Look around you in your shadows. A flashlight might help, but not really. Because the life-circumstance that keeps you in the shadows will only hide more deeply if exposed to the light before it is ready to “fess up.” How do we find the safe space in our shadows to fess up?
I don’t know what folks from other faith traditions might look for in their shadows. But Jesus-followers are wise to remember that Jesus isn’t just out in the light, coaxing you into that bright light. Jesus is in your shadows with you, simply waiting until you notice his presence.
I don’t say this to sound simplistic. I do say it to remind you that Jesus embodied full honesty and pushed his followers to do the same. “You must recognize the plank in your own eye, and only then will you see clearly enough to take the splinter out of your brother or sister’s eye.” (Matthew 7:5) Spiritual growth is a constant exercise in honest seeing.

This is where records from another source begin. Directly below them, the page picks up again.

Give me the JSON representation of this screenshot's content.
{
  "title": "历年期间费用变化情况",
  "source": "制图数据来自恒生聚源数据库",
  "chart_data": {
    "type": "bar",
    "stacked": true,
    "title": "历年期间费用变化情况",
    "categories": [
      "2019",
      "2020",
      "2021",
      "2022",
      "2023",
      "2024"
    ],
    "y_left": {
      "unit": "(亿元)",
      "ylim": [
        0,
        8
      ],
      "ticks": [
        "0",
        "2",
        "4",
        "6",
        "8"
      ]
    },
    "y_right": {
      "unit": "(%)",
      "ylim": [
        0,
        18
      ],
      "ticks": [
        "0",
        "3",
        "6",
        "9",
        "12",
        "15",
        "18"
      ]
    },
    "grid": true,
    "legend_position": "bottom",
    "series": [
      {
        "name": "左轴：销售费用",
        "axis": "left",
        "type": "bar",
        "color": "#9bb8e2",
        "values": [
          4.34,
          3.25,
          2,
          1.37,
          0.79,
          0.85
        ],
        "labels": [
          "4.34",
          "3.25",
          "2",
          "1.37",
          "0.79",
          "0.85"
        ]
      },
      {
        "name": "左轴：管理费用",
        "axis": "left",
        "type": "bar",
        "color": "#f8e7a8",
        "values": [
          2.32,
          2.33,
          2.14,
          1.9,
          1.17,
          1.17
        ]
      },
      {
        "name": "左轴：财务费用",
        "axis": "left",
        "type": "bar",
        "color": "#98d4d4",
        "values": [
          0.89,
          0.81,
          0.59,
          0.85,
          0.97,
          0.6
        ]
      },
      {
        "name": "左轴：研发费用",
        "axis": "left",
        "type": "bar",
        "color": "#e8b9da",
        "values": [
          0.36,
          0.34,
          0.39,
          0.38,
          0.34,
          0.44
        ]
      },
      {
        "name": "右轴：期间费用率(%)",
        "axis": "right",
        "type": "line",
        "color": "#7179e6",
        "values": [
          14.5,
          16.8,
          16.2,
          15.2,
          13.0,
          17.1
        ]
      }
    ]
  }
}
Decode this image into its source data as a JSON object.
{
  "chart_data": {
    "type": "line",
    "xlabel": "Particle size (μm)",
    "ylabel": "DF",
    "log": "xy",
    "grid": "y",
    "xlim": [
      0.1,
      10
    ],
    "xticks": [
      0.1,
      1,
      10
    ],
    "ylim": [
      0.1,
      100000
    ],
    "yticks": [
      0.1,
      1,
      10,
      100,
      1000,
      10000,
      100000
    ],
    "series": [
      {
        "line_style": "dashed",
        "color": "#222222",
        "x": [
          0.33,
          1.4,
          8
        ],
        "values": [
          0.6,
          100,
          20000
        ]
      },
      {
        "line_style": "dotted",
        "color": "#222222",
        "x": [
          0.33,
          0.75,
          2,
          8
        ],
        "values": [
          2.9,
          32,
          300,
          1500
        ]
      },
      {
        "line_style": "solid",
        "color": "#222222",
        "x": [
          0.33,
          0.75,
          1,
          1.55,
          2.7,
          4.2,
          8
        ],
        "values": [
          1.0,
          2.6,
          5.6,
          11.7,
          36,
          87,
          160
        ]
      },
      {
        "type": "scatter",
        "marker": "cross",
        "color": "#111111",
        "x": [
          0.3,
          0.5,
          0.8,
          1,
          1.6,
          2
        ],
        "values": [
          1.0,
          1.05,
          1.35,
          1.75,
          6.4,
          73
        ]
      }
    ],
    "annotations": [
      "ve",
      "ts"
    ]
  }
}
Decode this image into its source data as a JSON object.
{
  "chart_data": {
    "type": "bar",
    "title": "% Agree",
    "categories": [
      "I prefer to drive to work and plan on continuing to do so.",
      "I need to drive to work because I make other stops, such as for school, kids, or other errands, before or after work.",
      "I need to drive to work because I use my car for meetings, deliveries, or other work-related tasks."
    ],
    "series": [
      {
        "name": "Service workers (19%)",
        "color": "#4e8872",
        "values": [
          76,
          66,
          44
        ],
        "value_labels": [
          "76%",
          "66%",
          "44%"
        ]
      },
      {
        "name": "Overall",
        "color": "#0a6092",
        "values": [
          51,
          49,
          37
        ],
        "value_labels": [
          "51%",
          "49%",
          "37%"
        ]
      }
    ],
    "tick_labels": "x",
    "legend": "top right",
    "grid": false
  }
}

In “Falling Upward: Spirituality for the Two Halves of Life,” Richard Rohr warns that “Shadow work is humiliating work, but properly so … You come to expect various forms of halfheartedness, deceit, vanity or illusions from yourself. But now you see through them, which destroys most of their game and power.”
To face down your own monsters in the closet robs them of their powers, because those monsters are created out of your ego-driven fears. But Jesus – or Jesus’ proxies (those who love you) – stand in your shadows beside you, encouraging you to open the closet door. Two things might happen:
The harsh, angry judgments you hold in your heart (or perhaps project onto other persons) can be tamed and transformed into moments of understanding, compassion, and hope that life can change.
As destructive self-judgments and judgments of others are diminished in power in your life, your eyes open wider to see what – and who – you’ve been grateful for all along, but couldn’t admit it to yourself.
Those judgments bring fear. But now deeper gratitude is also an option. Together, they can remind you of your own need for understanding, compassion, even hope. That’s great shadow-work.